The historic update introduces three groundbreaking features that modernize the beloved lossless image format for today’s digital landscape: native High Dynamic Range (HDR) support, official Animated PNG (APNG) capabilities, and enhanced EXIF metadata storage.
HDR Support Changes the Game
The most significant addition to PNG 3.0 is its native HDR support, which enables images to display a much wider range of colors and luminance levels. Remarkably, this HDR functionality adds only four bytes of overhead to file sizes, making it an efficient solution for high-quality imaging.

“Figure 1 shows the colors our eyes can see. The smaller, inner triangle represents the color space of most images. The larger, outer triangle represents the colors that are typical with a High Dynamic Range (HDR) image,” explains technical documentation from the PNG development team.
Animation Finally Gets Official Status
While Animated PNGs have existed informally for nearly two decades, PNG 3.0 marks their official inclusion in the W3C standard. Originally developed by Mozilla, APNGs have been used across the web for everything from Discord stickers to forum avatars, but their unofficial status limited broader adoption.

Industry Backing Drives Swift Adoption
The revival of PNG began with an unlikely catalyst: the demand for subtitles in HDR content led to this update.

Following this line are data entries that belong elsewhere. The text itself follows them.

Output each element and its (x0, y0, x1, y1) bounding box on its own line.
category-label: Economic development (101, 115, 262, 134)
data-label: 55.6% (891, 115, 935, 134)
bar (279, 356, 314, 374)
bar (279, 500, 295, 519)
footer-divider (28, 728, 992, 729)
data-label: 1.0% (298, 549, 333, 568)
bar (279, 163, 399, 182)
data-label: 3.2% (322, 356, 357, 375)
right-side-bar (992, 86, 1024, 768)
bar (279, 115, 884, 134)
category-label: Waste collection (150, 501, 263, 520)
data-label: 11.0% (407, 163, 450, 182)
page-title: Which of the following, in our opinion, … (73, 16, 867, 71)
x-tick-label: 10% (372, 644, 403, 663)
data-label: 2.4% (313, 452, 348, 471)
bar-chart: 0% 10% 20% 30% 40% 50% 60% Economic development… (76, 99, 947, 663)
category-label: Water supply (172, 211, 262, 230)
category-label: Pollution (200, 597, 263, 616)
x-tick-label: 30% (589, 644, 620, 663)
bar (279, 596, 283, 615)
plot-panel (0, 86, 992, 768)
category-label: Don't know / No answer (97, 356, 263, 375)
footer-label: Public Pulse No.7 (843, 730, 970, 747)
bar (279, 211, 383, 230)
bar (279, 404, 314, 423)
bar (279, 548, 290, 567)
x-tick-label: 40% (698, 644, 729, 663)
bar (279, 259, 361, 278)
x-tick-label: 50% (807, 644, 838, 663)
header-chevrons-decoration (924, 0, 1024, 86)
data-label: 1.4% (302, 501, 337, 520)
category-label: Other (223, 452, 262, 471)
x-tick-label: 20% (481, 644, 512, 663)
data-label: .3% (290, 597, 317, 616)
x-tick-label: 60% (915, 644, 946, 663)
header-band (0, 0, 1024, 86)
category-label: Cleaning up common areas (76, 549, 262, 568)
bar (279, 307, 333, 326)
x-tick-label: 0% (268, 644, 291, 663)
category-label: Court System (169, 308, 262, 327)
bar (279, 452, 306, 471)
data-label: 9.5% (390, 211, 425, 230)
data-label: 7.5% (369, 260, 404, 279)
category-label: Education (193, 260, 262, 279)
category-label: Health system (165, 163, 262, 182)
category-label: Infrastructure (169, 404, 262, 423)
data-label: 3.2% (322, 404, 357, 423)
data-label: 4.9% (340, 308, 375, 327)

The W3C Timed Text Working Group needed HDR support for captions and subtitles, which sparked a broader modernization effort.
What started as a simple HDR request quickly gained momentum, attracting support from tech giants including Adobe, Apple, BBC, Comcast/NBCUniversal, Google, and MovieLabs. Chris Lilley, one of PNG’s original co-authors, returned to help guide the development process.
This industry backing has translated into immediate widespread compatibility. Popular photo and video editing apps like Photoshop, DaVinci Resolve, and Avid Media Composer already support it, alongside Chrome, Safari, and Firefox. Apple’s iOS and macOS also work with the new file standard.
Looking Ahead
The PNG Working Group isn’t stopping at version 3.0. Development is already underway on PNG 4.0, which will focus on improving interoperability between HDR and SDR displays. A fifth edition is also planned, with enhanced compression efficiency as a primary goal.
Work has already begun on the next two PNG spec updates, signaling that PNG’s two-decade slumber is definitively over.
The update comes at a crucial time for PNG, which has faced increasing competition from newer formats like WebP and AVIF. However, PNG’s lossless compression and widespread support have kept it relevant, with the format still accounting for approximately 28% of web images as of 2023.
For content creators, developers, and media professionals, PNG 3.0 represents a significant opportunity to leverage enhanced image quality while maintaining the reliability and compatibility that made PNG a web standard in the first place.